Day v Pickles Farms Ltd [1999] IRLR 217

If an employer fails to comply with his health and safety obligations towards a pregnant employee under the Management of Health and Safety at Work Regulations 1992, then does the employee have a remedy under the Sex Discrimination Act 1975?

This is the important question posed, but unfortunately not answered, by the Employment Appeal Tribunal in their recent decision concering Day v Pickles Farms Ltd (10 November 1998).

Mrs Day became pregnant not long after starting work as a counter assistant with T. Pickles Farms Ltd in one of their sandwich shops. Chicken was cooked and roasted in the shop, and when she became pregnant the smell gave her such severe morning sickness that she could not continue working. She was signed off sick by her GP, and eventually she simply did not go back to work after the birth of her child.

The Tribunal who originally heard the case found against Mrs Day in relation to her claims for constructive dismissal, sex discrimination and payment for outstanding SSP. One of the main arguments before them had been that the company's failure to carry out any risk assessment, pursuant to the 1992 Regulations, amounted to a breach of contract and sex discrimination.

On appeal, the Employment Appeal Tribunal upheld the finding that there had been no constructive dismissal, but remitted the question of whether there had been a breach of the 1992 Regulations, and if so whether that amounted to a breach of the Sex Discrimination Act.

Clause 13 of the 1992 Regulations provides that "Where (a) the persons working in an undertaking include women of child-bearing age; and (b) the work is of a kind which could involve risk...to the health and safety of a new or expectant mother..." then a suitable and sufficient assessment of those risks shall be carried out by the employer.

The evidence of the Company in this case was that no such risk assessment had been carried out. If such an assessment had been carried out then, it might have led to the installation of a ventilation system reducing the smells so allowing Mrs Day to continue working. Therefore in these circumstances was the failure to carry out an assessment a detriment to Mrs Day within the meaning of Section 6 of the Sex Discrimination Act?

The difficulty that Mrs Day faced was that the 1992 Regulations do not impose civil liability, so a breach by an employer does not in itself entitle an employee to claim compensation. If the employee sustains personal injury, then the failure to carry out an assessment will be relevant in any personal injury compensation claim. Likewise, if she is dismissed then she has remedies under the Employment Rights Act 1996 and the Sex Discrimination Act. No equivalent remedy appears to exist for an employee who only suffers detriment as a result of a failure to carry out an assessment.
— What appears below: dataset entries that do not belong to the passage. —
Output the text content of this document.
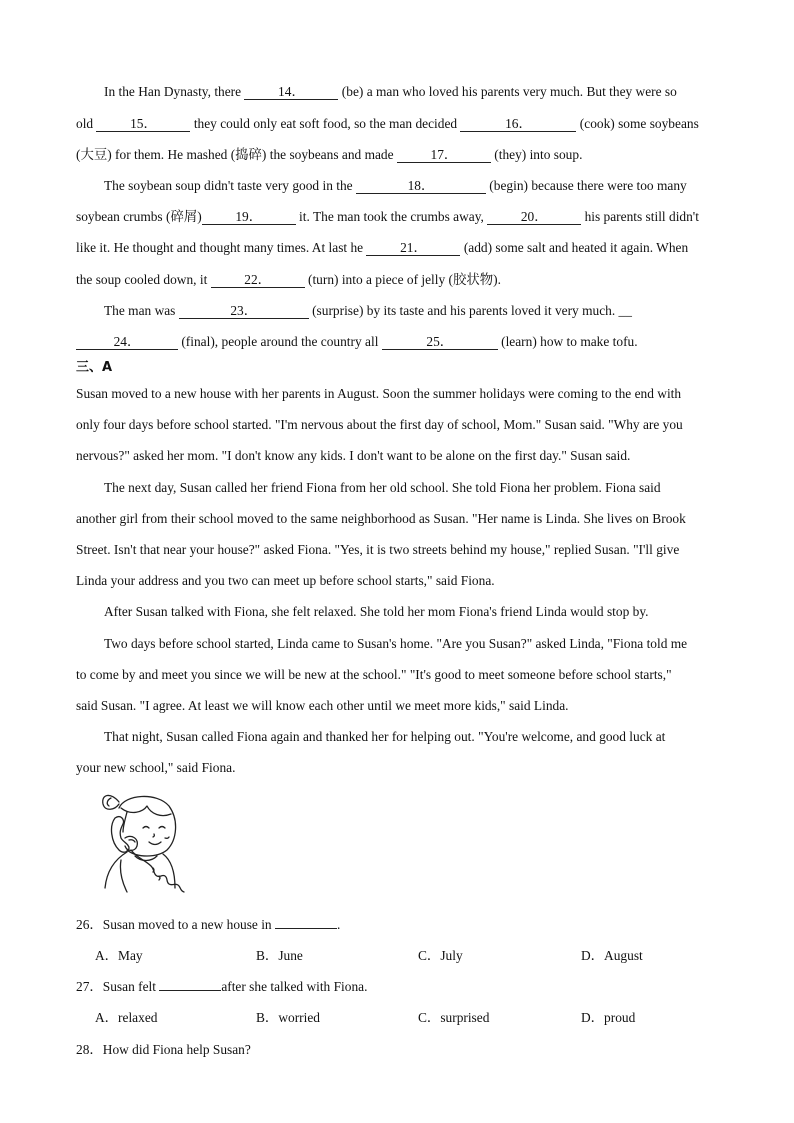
In the Han Dynasty, there	14．	(be) a man who loved his parents very much. But they were so
old	15．	they could only eat soft food, so the man decided	16．	(cook) some soybeans
(大豆) for them. He mashed (捣碎) the soybeans and made	17．	(they) into soup.
The soybean soup didn't taste very good in the	18．	(begin) because there were too many
soybean crumbs (碎屑)	19．	it. The man took the crumbs away,	20．	his parents still didn't
like it. He thought and thought many times. At last he	21．	(add) some salt and heated it again. When
the soup cooled down, it	22．	(turn) into a piece of jelly (胶状物).
The man was	23．	(surprise) by its taste and his parents loved it very much. __
24．	(final), people around the country all	25．	(learn) how to make tofu.
三、A
Susan moved to a new house with her parents in August. Soon the summer holidays were coming to the end with
only four days before school started. "I'm nervous about the first day of school, Mom." Susan said. "Why are you
nervous?" asked her mom. "I don't know any kids. I don't want to be alone on the first day." Susan said.
The next day, Susan called her friend Fiona from her old school. She told Fiona her problem. Fiona said
another girl from their school moved to the same neighborhood as Susan. "Her name is Linda. She lives on Brook
Street. Isn't that near your house?" asked Fiona. "Yes, it is two streets behind my house," replied Susan. "I'll give
Linda your address and you two can meet up before school starts," said Fiona.
After Susan talked with Fiona, she felt relaxed. She told her mom Fiona's friend Linda would stop by.
Two days before school started, Linda came to Susan's home. "Are you Susan?" asked Linda, "Fiona told me
to come by and meet you since we will be new at the school." "It's good to meet someone before school starts,"
said Susan. "I agree. At least we will know each other until we meet more kids," said Linda.
That night, Susan called Fiona again and thanked her for helping out. "You're welcome, and good luck at
your new school," said Fiona.
26．Susan moved to a new house in	.
A．May	B．June	C．July	D．August
27．Susan felt	after she talked with Fiona.
A．relaxed	B．worried	C．surprised	D．proud
28．How did Fiona help Susan?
This has been touched on in the case of Iske v P & O Ferries 1997 IRLR 401. Here it was held that the employer's failure to provide alternative work to a woman suspended from her work, was due to the fact of the woman's pregnancy and therefore direct discrimination.

But it is much harder to see how a failure to carry out a risk assessment could be due to the fact of pregnancy itself. At the end of the day, it may be that a straightforward approach has to be taken to cases of this sort. Perhaps the issue should be whether the employers would have complied with their legal obligations had they related to male employees as opposed to pregnant women.

Certainly the obligation to carry out risk assessments for all women of child-bearing age is not a widely acknowledged duty, and it may be possible to prove discriminatory treatment in this way. This will however be harder in a case such as Mrs Day's where the employer apparently carried out no risk assessments at all.

What remains to be seen is how effect will be given to the Pregnant Workers Directive 92/85, which supplements the 1992 Regulations. Article 4 of the Directive requires employers to carry out risk assessments for pregnant women, and Article 12 requires member states to introduce measures to enable workers to pursue their rights by judicial process.

Even if Mrs Day succeeds with her claim when the case is remitted, one wonders whether pursuing a remedy in these circumstances under the provisions of the Sex Discrimination Act on the grounds of comparatively worse treatment can be sufficient implementation of Article 12.